Taksim Gezi Parkı Direnişi bir neslin, diğerini anlamaması üzerine kurulu bir hareket.
Eylem alanlarına kütüphaneler kuruluyor. Rengarenk pankartlar ve çok yaratıcı, mizah dolu sloganlarla bezeniyor alanlar. Bir eylemcinin deyişiyle ‘basketbol şortuyla’, ‘kitapla’, ‘halk oyunlarıyla’ darbe yapıldığı nerede görülmüş? Dünyanın hangi bölgesinde eylemciler, eylem saatleri dışında polisle yanyana çay içiyorlar, sohbet ediyorlar?

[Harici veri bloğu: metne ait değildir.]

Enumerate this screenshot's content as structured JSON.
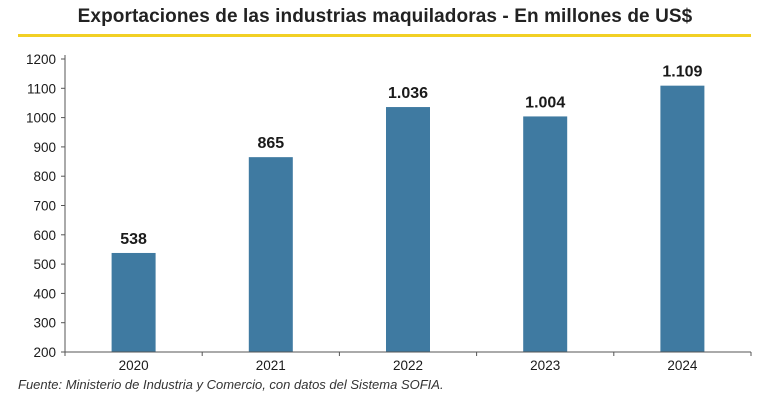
{
  "chart_data": {
    "type": "bar",
    "title": "Exportaciones de las industrias maquiladoras - En millones de US$",
    "categories": [
      "2020",
      "2021",
      "2022",
      "2023",
      "2024"
    ],
    "values": [
      538,
      865,
      1036,
      1004,
      1109
    ],
    "data_labels": [
      "538",
      "865",
      "1.036",
      "1.004",
      "1.109"
    ],
    "yticks": [
      "200",
      "300",
      "400",
      "500",
      "600",
      "700",
      "800",
      "900",
      "1000",
      "1100",
      "1200"
    ],
    "ylim": [
      200,
      1200
    ],
    "xlabel": "",
    "ylabel": "",
    "source": "Fuente: Ministerio de Industria y Comercio, con datos del Sistema SOFIA.",
    "colors": {
      "bar": "#3f7aa1",
      "accent": "#f2d024",
      "axis": "#555555"
    }
  }
}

Bir kesimin ısrarla Gezi Parkı Direnişi’ni ‘Ülke büyüyor’a karşı bir eylem olarak görmesi ise tam bir cehalet. Gezi Parkı Eylem’inin iktidarı değiştirmek gibi bir arzusu yok. Hayatından memnun olmayan herkesin, farklı memnuniyetsizliklerle kendilerini dışarı atmaları bir nevi... Siyaset değil, ‘baskıya son ver’in kavgası. Tüm ülkeye yayılan Gezi Parkı Direnişi; “AKP’siz dine, CHP’siz ATA’ya, MHP’siz vatana, BDP’siz Kürt’e” sahip çıkışın izahı.
Sadece iktidara değil, tüm siyasi partilere, görevlerini hatırlatma kaygısı yani. “Bizim hayatlarımıza müdahale etmeyin. Biz mutlu olmak istiyoruz. Özgürce yaşamak istiyoruz yalnızca” mesajı.
50 kişinin çevreci oturma eylemine polisin şiddeti olmasa, belki de kimse dışarı bile çıkmayacaktı. Çanakkale’de, Biga’da bir tek olay çıkmadan; her görüşten yüzlerce insan tepkilerini gösterdiler.
Şimdi anlamaya çalışma zamanı...
Satılmış medya(!)
Siyasetçi suspusken yazarsın; sanatçı ortalarda yokken sen canını dişine takarsın; Vali baskı yapar, STK’lardan-siyasetçiden-sanatçıdan çıt çıkmaz; suçsuz yere alıkonulan, mahkeme tarihi belli olmayan öğretmeni bir tek sen yazarsın; eylemcilerin peşinde sen de koşarsın, en doğru şekilde anlatmak için; kimsenin katılmadığı 3-5 kişilik gösterilere bile ‘ne anlatmak istiyorlar’ diye ciddiye alır katılırsın...
Gün gelir ‘Gazete okumamış, gazeteciye sahip çıkmamış’lardan ‘satılmış medya’ sloganları duyarsın.
Sözün özü Yılmaz Özdil’den:
“Toplumun uyanması, ayağa kalkması için hayatımızı ortaya koyduk; toplum ayağa kalkınca ilk işi bizi ‘hain’ ilan etti.”